Morens confirmed to Comer at that hearing that the ‘foia lady’ who helped him was since-retired Margaret Moore, The Washington Examiner reported. Wenstrup told Fox News he was likely to bring in Moore, who also goes by ‘Marge,’ for a transcribed interview.
NIH removed Moore’s directory listing, but public health watchdog U.S. Right to Know preserved an archived version.
Don’t they know that the internet never forgets?
Now, if using typos to evade FOIA requests were truly standard practice at the NIAID, is it the same at other government agencies too?

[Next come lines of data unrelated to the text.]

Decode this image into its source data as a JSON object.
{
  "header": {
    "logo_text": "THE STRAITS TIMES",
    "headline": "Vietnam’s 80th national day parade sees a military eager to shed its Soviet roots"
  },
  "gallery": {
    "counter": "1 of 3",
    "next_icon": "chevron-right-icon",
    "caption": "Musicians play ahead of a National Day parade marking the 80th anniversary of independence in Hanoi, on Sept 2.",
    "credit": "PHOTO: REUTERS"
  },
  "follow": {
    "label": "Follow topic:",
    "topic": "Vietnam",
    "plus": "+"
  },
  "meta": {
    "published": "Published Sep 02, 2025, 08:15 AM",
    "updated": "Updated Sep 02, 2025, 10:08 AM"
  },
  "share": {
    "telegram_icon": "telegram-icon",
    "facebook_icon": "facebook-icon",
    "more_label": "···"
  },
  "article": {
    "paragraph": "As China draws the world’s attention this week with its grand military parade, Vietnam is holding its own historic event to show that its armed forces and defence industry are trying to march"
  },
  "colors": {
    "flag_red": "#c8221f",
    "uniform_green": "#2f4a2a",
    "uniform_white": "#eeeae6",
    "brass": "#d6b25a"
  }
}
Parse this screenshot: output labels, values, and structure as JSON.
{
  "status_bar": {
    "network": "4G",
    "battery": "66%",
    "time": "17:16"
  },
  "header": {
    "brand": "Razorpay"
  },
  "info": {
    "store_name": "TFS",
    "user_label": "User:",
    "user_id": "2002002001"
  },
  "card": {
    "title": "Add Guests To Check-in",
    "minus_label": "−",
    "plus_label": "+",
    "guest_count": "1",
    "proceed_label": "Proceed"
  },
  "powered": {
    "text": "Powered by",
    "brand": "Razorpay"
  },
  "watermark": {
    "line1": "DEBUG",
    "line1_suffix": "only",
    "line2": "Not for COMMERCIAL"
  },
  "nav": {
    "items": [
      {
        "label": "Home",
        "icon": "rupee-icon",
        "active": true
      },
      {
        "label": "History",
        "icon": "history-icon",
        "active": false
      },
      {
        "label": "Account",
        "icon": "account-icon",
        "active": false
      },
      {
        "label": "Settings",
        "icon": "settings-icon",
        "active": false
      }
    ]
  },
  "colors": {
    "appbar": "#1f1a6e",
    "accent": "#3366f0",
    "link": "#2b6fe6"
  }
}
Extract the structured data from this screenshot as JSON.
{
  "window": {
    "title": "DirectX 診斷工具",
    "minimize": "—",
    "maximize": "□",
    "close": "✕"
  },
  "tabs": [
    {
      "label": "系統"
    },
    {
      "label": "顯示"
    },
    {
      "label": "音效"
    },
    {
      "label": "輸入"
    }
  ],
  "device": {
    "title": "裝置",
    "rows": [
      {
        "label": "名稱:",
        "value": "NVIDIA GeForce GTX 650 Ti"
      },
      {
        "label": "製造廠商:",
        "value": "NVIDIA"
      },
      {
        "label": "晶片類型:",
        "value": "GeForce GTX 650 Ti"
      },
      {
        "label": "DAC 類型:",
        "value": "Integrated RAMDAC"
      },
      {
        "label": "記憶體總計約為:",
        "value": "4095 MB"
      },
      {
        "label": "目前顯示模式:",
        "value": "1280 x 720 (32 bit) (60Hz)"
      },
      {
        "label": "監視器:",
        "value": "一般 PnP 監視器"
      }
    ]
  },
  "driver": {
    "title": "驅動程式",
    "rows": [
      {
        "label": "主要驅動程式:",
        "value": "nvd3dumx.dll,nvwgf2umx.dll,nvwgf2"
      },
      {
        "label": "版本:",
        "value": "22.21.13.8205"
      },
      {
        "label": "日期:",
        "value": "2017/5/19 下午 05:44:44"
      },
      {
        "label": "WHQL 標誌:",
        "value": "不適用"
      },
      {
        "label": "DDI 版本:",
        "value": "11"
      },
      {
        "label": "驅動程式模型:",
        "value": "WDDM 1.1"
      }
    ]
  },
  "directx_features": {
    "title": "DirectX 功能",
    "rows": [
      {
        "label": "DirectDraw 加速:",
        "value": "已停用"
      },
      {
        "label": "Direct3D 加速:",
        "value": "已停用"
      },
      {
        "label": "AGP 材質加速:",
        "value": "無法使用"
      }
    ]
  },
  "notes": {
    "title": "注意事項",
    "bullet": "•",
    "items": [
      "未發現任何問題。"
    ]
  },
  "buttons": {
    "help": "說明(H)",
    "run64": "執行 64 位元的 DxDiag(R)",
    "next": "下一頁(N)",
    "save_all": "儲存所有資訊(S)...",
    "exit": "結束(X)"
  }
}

One of the ways the FBI works to flout public records laws is to “accidentally” introduce little typos and misspellings into people’s FOIA requests. This will cause a delay of many months, may not be caught by the requester at all, and looks like an innocent error. pic.twitter.com/L2V5NUDeus
— Seth Harp (@sethharpesq) May 29, 2024
When you “search” for “James Corney” on the DOJ website, why do a bunch of documents populate regarding former FBI director James B. Comey? Documents specifically related to the propagandistic Steele Dossier? Is the agency trying to hide the most incriminating evidence behind a “typo” too?
How deep (state) does this “typo” ruse really go?